Now that we know our product is safe, we have to know if it even works. Natural products once again get a bad reputation here, as if they pass the safety test and then get sold like snake oil. Challengers suggest that consumers of organic products look at nothing other than the labeling and don’t concern themselves with product performance.
The fact is that when a quality organic product hits the market, it has been examined extensively in the lab to ensure that it can perform what it claims it can do. If it can’t, it’s thrown by the wayside just like any other product would be.
Consistency Of Outcome
The final step is ensuring that the product will always work. It does you no good to get good results from one use when you get no results from another use, after all, so product development must ensure that each batch of product and each individual use of it gives the same outcome.

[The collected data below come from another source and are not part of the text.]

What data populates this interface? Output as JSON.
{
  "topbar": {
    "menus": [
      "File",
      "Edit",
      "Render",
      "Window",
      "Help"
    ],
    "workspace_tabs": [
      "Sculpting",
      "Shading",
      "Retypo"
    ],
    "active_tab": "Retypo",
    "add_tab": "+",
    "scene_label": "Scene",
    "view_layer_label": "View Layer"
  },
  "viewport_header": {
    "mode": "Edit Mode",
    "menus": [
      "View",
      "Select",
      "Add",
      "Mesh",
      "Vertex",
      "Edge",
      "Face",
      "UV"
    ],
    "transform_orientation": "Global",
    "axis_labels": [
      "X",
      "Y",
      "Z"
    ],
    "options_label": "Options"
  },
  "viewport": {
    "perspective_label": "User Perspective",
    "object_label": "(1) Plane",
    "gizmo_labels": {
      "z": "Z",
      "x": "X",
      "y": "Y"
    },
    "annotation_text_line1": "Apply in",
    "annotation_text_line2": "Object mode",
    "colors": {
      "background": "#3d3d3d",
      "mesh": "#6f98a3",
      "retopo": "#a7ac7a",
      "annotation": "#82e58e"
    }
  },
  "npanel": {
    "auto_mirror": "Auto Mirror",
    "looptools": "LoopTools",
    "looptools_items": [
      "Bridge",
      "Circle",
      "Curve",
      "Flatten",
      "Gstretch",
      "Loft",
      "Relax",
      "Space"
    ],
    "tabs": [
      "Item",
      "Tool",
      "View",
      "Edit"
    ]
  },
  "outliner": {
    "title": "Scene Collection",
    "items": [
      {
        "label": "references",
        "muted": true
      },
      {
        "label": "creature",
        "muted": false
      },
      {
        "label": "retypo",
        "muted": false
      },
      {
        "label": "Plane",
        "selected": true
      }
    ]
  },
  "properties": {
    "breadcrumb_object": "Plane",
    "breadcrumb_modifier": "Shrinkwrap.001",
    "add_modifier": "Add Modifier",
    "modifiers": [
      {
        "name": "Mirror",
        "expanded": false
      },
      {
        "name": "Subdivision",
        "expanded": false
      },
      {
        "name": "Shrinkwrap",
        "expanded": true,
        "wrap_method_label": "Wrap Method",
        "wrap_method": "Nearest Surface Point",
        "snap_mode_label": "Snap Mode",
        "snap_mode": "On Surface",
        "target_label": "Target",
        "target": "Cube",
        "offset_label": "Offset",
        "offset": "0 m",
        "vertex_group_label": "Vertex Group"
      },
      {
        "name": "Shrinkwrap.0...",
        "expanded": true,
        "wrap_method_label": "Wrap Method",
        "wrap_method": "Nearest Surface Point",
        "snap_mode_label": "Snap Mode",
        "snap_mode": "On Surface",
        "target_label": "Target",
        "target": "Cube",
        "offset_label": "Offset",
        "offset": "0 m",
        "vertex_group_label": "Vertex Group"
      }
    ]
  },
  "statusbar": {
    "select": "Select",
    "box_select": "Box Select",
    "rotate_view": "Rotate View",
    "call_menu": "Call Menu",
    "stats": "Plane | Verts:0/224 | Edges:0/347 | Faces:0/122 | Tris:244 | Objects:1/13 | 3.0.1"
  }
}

Because so many organic products are based very closely on plant products, this can be challenging. Products developed from fruits, for example, must utilize fruits at the same stage of ripeness and maturity in order to have the same concentration of relevant ingredients. Because of the long distances that fruit may be transported before processing, this can be very challenging.
There will always be a backlash against the organic products industry. Companies and consumers that are more concerned with money than health and the environment will stop at nothing to undermine the credibility of challengers. No matter what propaganda may emerge from this machine, the fact is that organic products are just as rigorously tested as anything else on the market, and the consumer can put their faith in them.